Herpes simplex virus type-1 (HSV-1) is the cause of herpetic stromal keratitis (HSK), a significant cause of blindness. T cells are indispensable to the pathogenesis of HSK. We studied the pathogenic role of T cell mediated cytotoxic pathways in HSK. Perforin-deficient (PKO) mice, but not gld mice, developed markedly less corneal inflammation than wildtype (WT) mice following intracorneal inoculation with HSV-1. Adoptive transfer of HSV-1 immune cells from wildtype donors restored corneal inflammation to HSV-1 infected PKO mice. Virus replication was not impaired in the PKO mice. We hypothesized that the reduced severity of HSK in PKO mice was due to modulation of the level of cytokines and/or chemokines in the corneas of PKO mice following infection. We measured the level of expression of a selected group of cytokines and chemokines (which are thought to be important in HSK and other inflammatory diseases) in the corneas of PKO and WT mice following infection. We found that the mRNA and protein levels of MIP-1α, MIP-2 and IL-6 were reduced in the corneas of PKO mice. There were no detectable differences between the two groups in the expression of the other cytokines and chemokines that were examined. The in vivo administration of MIP-1α or MIP-2 significantly increased the severity of the clinical and histological lesions of HSK in HSV-1 infected PKO mice by 23 days post infection.
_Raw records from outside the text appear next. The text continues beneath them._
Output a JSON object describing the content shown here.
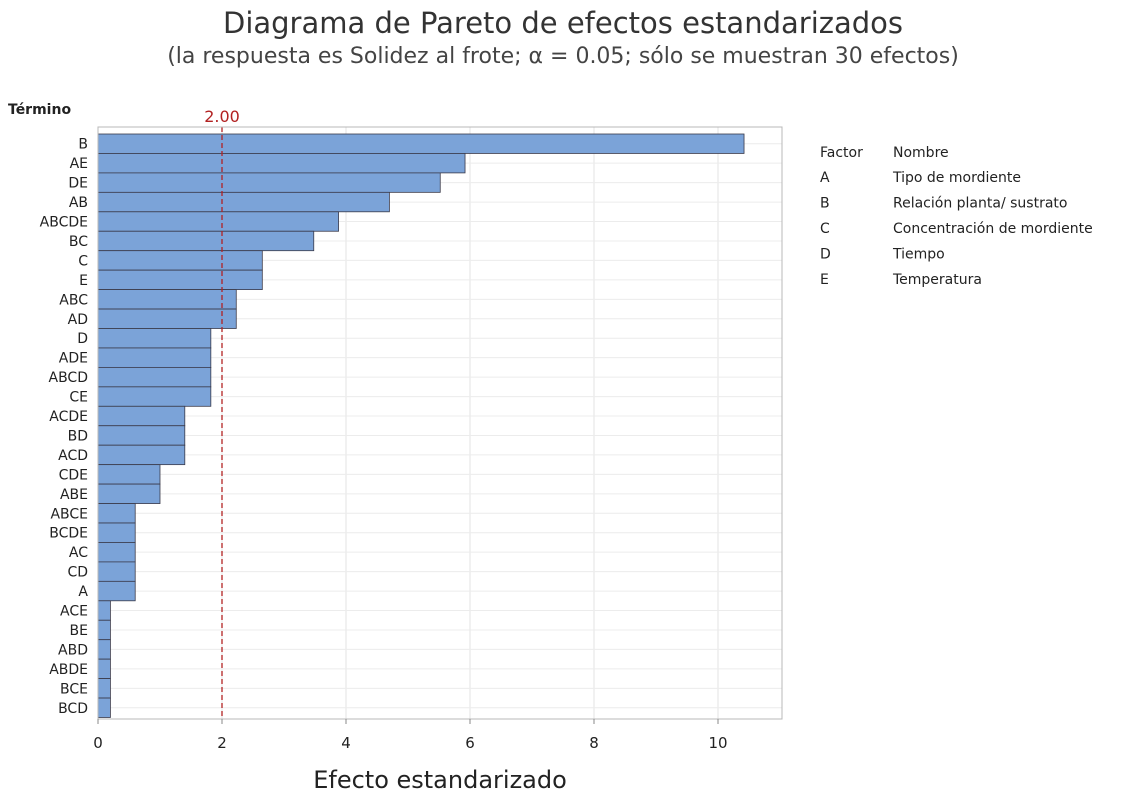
{
  "chart_data": {
    "type": "bar",
    "orientation": "horizontal",
    "title": "Diagrama de Pareto de efectos estandarizados",
    "subtitle": "(la respuesta es Solidez al frote; α = 0.05; sólo se muestran 30 efectos)",
    "ylabel": "Término",
    "xlabel": "Efecto estandarizado",
    "categories": [
      "B",
      "AE",
      "DE",
      "AB",
      "ABCDE",
      "BC",
      "C",
      "E",
      "ABC",
      "AD",
      "D",
      "ADE",
      "ABCD",
      "CE",
      "ACDE",
      "BD",
      "ACD",
      "CDE",
      "ABE",
      "ABCE",
      "BCDE",
      "AC",
      "CD",
      "A",
      "ACE",
      "BE",
      "ABD",
      "ABDE",
      "BCE",
      "BCD"
    ],
    "values": [
      10.42,
      5.92,
      5.52,
      4.7,
      3.88,
      3.48,
      2.65,
      2.65,
      2.23,
      2.23,
      1.82,
      1.82,
      1.82,
      1.82,
      1.4,
      1.4,
      1.4,
      1.0,
      1.0,
      0.6,
      0.6,
      0.6,
      0.6,
      0.6,
      0.2,
      0.2,
      0.2,
      0.2,
      0.2,
      0.2
    ],
    "xlim": [
      0,
      11
    ],
    "xticks": [
      0,
      2,
      4,
      6,
      8,
      10
    ],
    "reference_line": {
      "value": 2.0,
      "label": "2.00",
      "color": "#b22222"
    },
    "bar_color": "#7ba3d8",
    "grid": true,
    "legend": {
      "placement": "right",
      "header_factor": "Factor",
      "header_name": "Nombre",
      "items": [
        {
          "factor": "A",
          "name": "Tipo de mordiente"
        },
        {
          "factor": "B",
          "name": "Relación planta/ sustrato"
        },
        {
          "factor": "C",
          "name": "Concentración de mordiente"
        },
        {
          "factor": "D",
          "name": "Tiempo"
        },
        {
          "factor": "E",
          "name": "Temperatura"
        }
      ]
    }
  }
}
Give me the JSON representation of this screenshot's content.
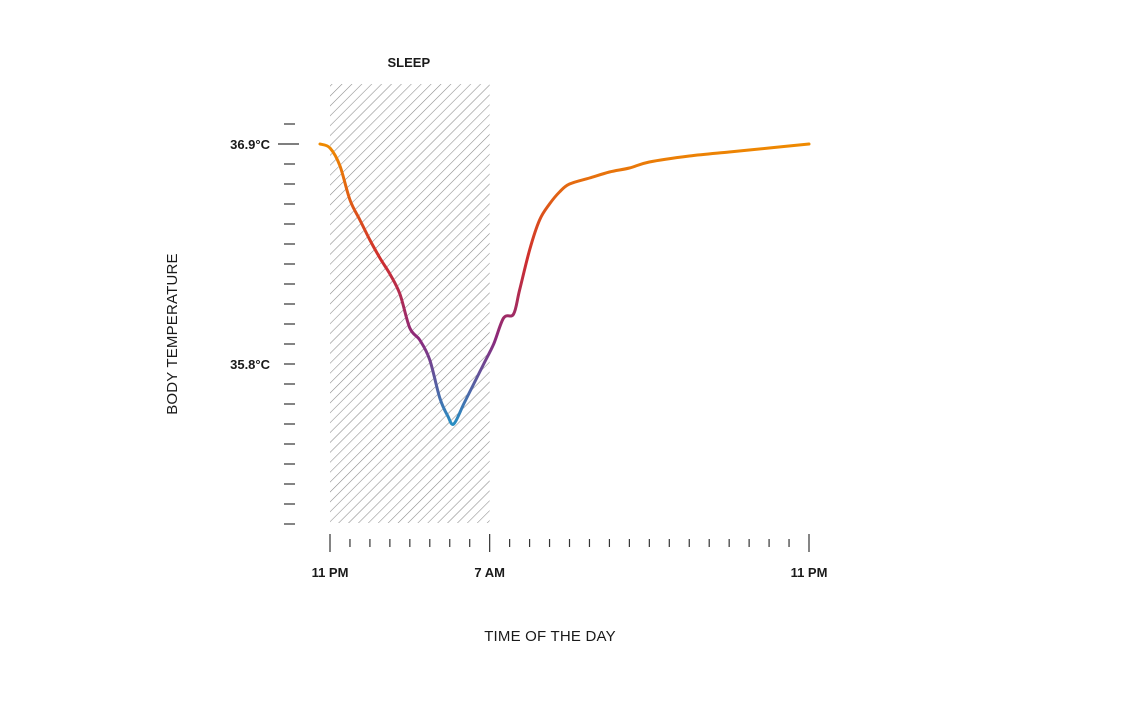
{
  "chart_data": {
    "type": "line",
    "title": "",
    "xlabel": "TIME OF THE DAY",
    "ylabel": "BODY TEMPERATURE",
    "x_unit": "hours since 11 PM",
    "xlim": [
      0,
      24
    ],
    "ylim": [
      34.95,
      37.0
    ],
    "x_tick_labels": [
      {
        "x": 0,
        "label": "11 PM"
      },
      {
        "x": 8,
        "label": "7 AM"
      },
      {
        "x": 24,
        "label": "11 PM"
      }
    ],
    "y_tick_labels": [
      {
        "y": 36.9,
        "label": "36.9°C"
      },
      {
        "y": 35.8,
        "label": "35.8°C"
      }
    ],
    "bands": [
      {
        "label": "SLEEP",
        "x_start": 0,
        "x_end": 8
      }
    ],
    "series": [
      {
        "x": [
          -0.5,
          0,
          0.5,
          1,
          1.5,
          2,
          2.5,
          3,
          3.5,
          4,
          4.5,
          5,
          5.5,
          5.9,
          6.2,
          6.7,
          7.2,
          7.7,
          8.2,
          8.7,
          9.2,
          9.5,
          10,
          10.5,
          11,
          11.5,
          12,
          13,
          14,
          15,
          16,
          18,
          20,
          22,
          24
        ],
        "y": [
          36.9,
          36.88,
          36.79,
          36.62,
          36.52,
          36.42,
          36.33,
          36.25,
          36.15,
          35.98,
          35.92,
          35.82,
          35.63,
          35.54,
          35.5,
          35.6,
          35.7,
          35.8,
          35.9,
          36.03,
          36.05,
          36.17,
          36.37,
          36.52,
          36.6,
          36.66,
          36.7,
          36.73,
          36.76,
          36.78,
          36.81,
          36.84,
          36.86,
          36.88,
          36.9
        ],
        "colors": [
          "#ef8a00",
          "#cf2e2e",
          "#8b2a7d",
          "#1f97c9"
        ]
      }
    ]
  }
}
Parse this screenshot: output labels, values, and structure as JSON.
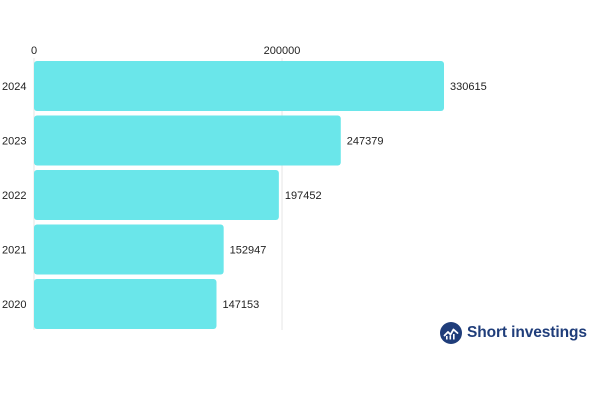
{
  "chart_data": {
    "type": "bar",
    "orientation": "horizontal",
    "categories": [
      "2024",
      "2023",
      "2022",
      "2021",
      "2020"
    ],
    "values": [
      330615,
      247379,
      197452,
      152947,
      147153
    ],
    "xlim": [
      0,
      330615
    ],
    "x_ticks": [
      0,
      200000
    ],
    "x_tick_labels": [
      "0",
      "200000"
    ],
    "x_axis_position": "top",
    "grid": true,
    "bar_color": "#6ae6ea",
    "data_labels": true
  },
  "watermark": {
    "text": "Short investings",
    "color": "#1f3d7a"
  }
}
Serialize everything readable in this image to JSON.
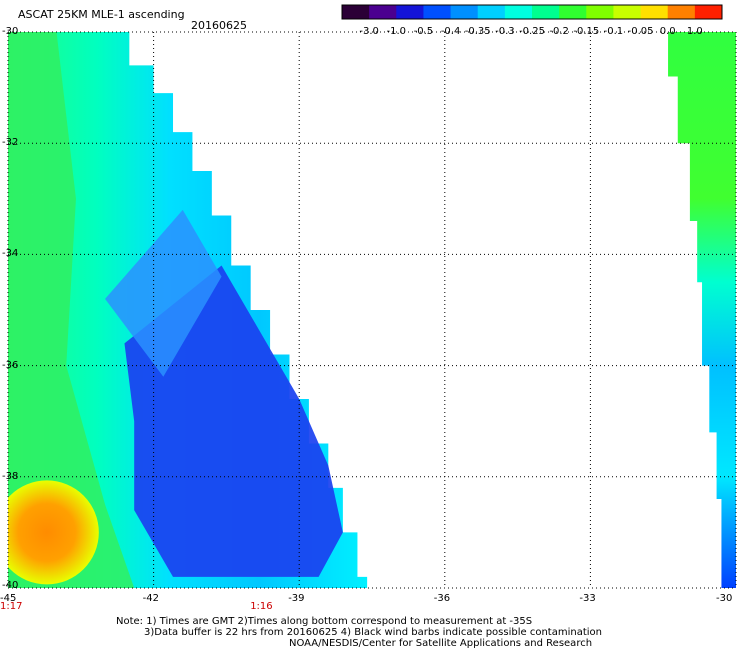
{
  "header": {
    "title": "ASCAT 25KM MLE-1 ascending",
    "date": "20160625"
  },
  "colorbar": {
    "labels": [
      "-3.0",
      "-1.0",
      "-0.5",
      "-0.4",
      "-0.35",
      "-0.3",
      "-0.25",
      "-0.2",
      "-0.15",
      "-0.1",
      "-0.05",
      "0.0",
      "1.0"
    ],
    "colors": [
      "#2b0036",
      "#4b0090",
      "#1414d8",
      "#0050ff",
      "#0090ff",
      "#00d0ff",
      "#00ffe0",
      "#00ff90",
      "#30ff30",
      "#80ff00",
      "#c8ff00",
      "#ffe000",
      "#ff8000",
      "#ff2000"
    ]
  },
  "chart_data": {
    "type": "heatmap",
    "title": "ASCAT 25KM MLE-1 ascending",
    "date": "20160625",
    "xlim": [
      -45,
      -30
    ],
    "ylim": [
      -40,
      -30
    ],
    "x_ticks": [
      "-45",
      "-42",
      "-39",
      "-36",
      "-33",
      "-30"
    ],
    "y_ticks": [
      "-30",
      "-32",
      "-34",
      "-36",
      "-38",
      "-40"
    ],
    "time_labels": [
      {
        "lon": -45,
        "text": "1:17"
      },
      {
        "lon": -39,
        "text": "1:16"
      }
    ],
    "grid": true,
    "swaths": [
      {
        "name": "west",
        "regions": [
          {
            "value_range": [
              -0.3,
              -0.25
            ],
            "description": "cyan band along west edge"
          },
          {
            "value_range": [
              -0.4,
              -0.35
            ],
            "description": "blue core near -40 to -39, -36 to -40"
          },
          {
            "value_range": [
              -0.15,
              0.0
            ],
            "description": "green to orange near -45 to -44, -38.5 to -40"
          }
        ]
      },
      {
        "name": "east",
        "regions": [
          {
            "value_range": [
              -0.2,
              -0.1
            ],
            "description": "green near -30.5, -30 to -33"
          },
          {
            "value_range": [
              -0.35,
              -0.25
            ],
            "description": "cyan/blue along -30.3, -33 to -38.5"
          }
        ]
      }
    ]
  },
  "notes": [
    "Note: 1) Times are GMT 2)Times along bottom correspond to measurement at -35S",
    "3)Data buffer is 22 hrs from 20160625 4) Black wind barbs indicate possible contamination",
    "NOAA/NESDIS/Center for Satellite Applications and Research"
  ]
}
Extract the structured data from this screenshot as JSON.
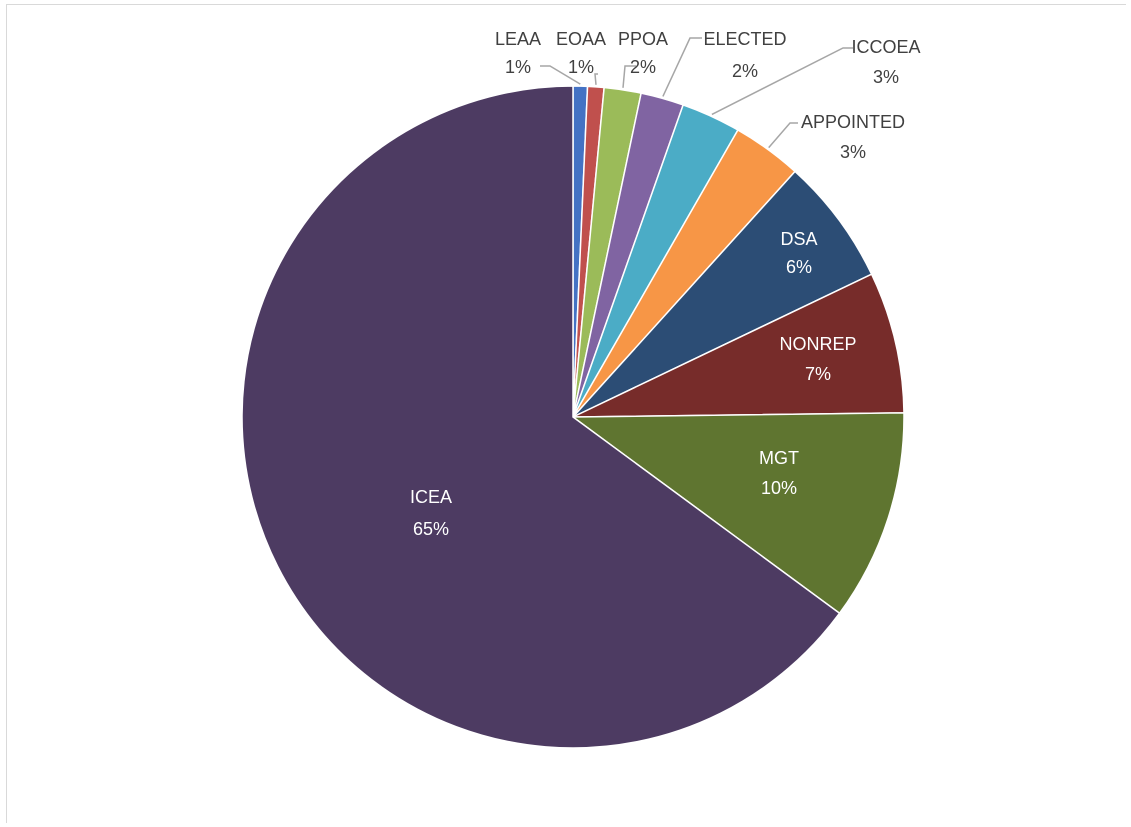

Injection of IL-6 did not significantly increase the severity of HSK. In the absence of CXCR2, the receptor for MIP-2, neutrophil recruitment to the cornea following HSV-1 infection was reduced. Furthermore, CXCR2-deficient mice developed less severe HSK. In conclusion, it appears that MIP-1α and MIP-2 may play a role in the progression of herpes simplex virus induced corneal inflammation following an initiation event which is mediated by perforin, whereas IL-6 may play a less significant role in this process.